Чёрные пальцы сдавили его костяшки чуть сильнее. Герцог отложил трубку на стол и подался вперёд, не мигая глядя в прозрачные глаза сына, полные разочарования.
– Ты мой первенец. Моя кровь и плоть, и ничто этого не изменит. Думаешь, мне не страшно отправлять тебя в чужие земли, скорее всего, – навсегда? Я бы не стал этого делать, если бы не верил в тебя. В то, что твои таланты даны тебе духами с высшей целью. Сейчас ты можешь получить такое влияние, какое не снилось ни одному темнокожему. И когда-нибудь стать первым лицом страны, а значит – вытащить всех нас из ямы общей ненависти. Это не просто игра, сынок. На кону судьба нашего народа. Может быть… может, наконец-то во всей этой боли, что пережила Олана и ты сам, появится капля смысла.
Анвар не знал, что ответить. Он и впрямь всегда будет обязан матери жизнью. И возможно, хотя бы к подступающей старости она заслужила увидеть, как меняется мир благодаря ей. Тому, что она дважды закрыла собой волшебного младенца, из-за крика которого потухали свечи. А сама осталась безгласой.
И он лишь обречённо прикрыл веки, подписав этот договор с совестью. Но мысленно поклявшись оставаться честным перед самим собой – какими бы жалкими ни были эти обещания в свете всего, что ему предстояло сделать.
Страха нет. Не беспокоит, что вместо кучки стражей вся безопасность возложена на закреплённый в широком поясе нож и второй, потайной – в ботфорте. Что весь свет в темноте лесной чащи сосредоточен на покачивающемся и дрожащем фонаре в правой руке Эдселя. Левой он тянет за собой меня, боясь потерять среди едва заметных за еловыми лапами тропок. Под его разношенными сапогами хрустят мелкие ветки и старые шишки, а где-то над нашими головами гулко ухает филин, но и это не пугает совсем.
Кажется, я разучилась бояться. Чувства – это слишком больно и бесконечно дорого. Никаких обленов королевской казны не хватит, чтобы купить прощение у мертвецов.

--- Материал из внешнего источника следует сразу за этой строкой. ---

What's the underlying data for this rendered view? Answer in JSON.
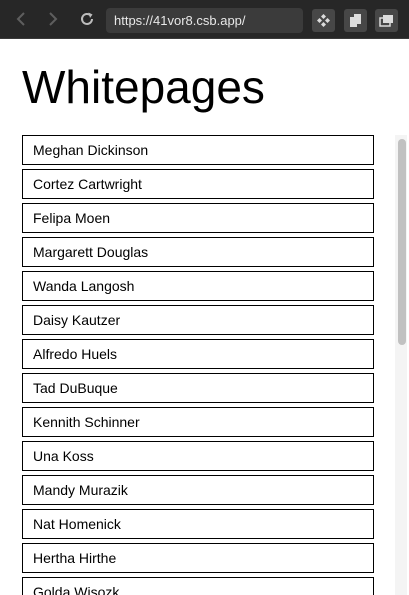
{
  "browser": {
    "url": "https://41vor8.csb.app/",
    "back_icon": "chevron-left-icon",
    "forward_icon": "chevron-right-icon",
    "reload_icon": "reload-icon"
  },
  "page": {
    "title": "Whitepages",
    "people": [
      "Meghan Dickinson",
      "Cortez Cartwright",
      "Felipa Moen",
      "Margarett Douglas",
      "Wanda Langosh",
      "Daisy Kautzer",
      "Alfredo Huels",
      "Tad DuBuque",
      "Kennith Schinner",
      "Una Koss",
      "Mandy Murazik",
      "Nat Homenick",
      "Hertha Hirthe",
      "Golda Wisozk"
    ]
  },
  "colors": {
    "toolbar_bg": "#272727",
    "page_bg": "#ffffff",
    "item_border": "#000000"
  }
}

– Почти туточки, – шепчет Эд, не оборачиваясь и крепче сжимая в давно похолодевшей ладони мои костлявые пальцы. – Не трусишь? А то як хватятся, энтож можно до такой хтони развести, саму королевишну краду…
– Не крадёшь, а сама иду.
– Кто ж разбираться-то станет? Да и разница чепуховая…
– В этой разнице вся суть и состоит, – глухо отзываюсь я полушёпотом и свободной рукой плотней кутаюсь в шерстяную мантию неприметного болотного цвета. Голова надёжно прикрыта капюшоном: выскальзывая с территории королевского двора среди ночи, я хорошо позаботилась о том, чтобы не привлекать внимания белыми волосами.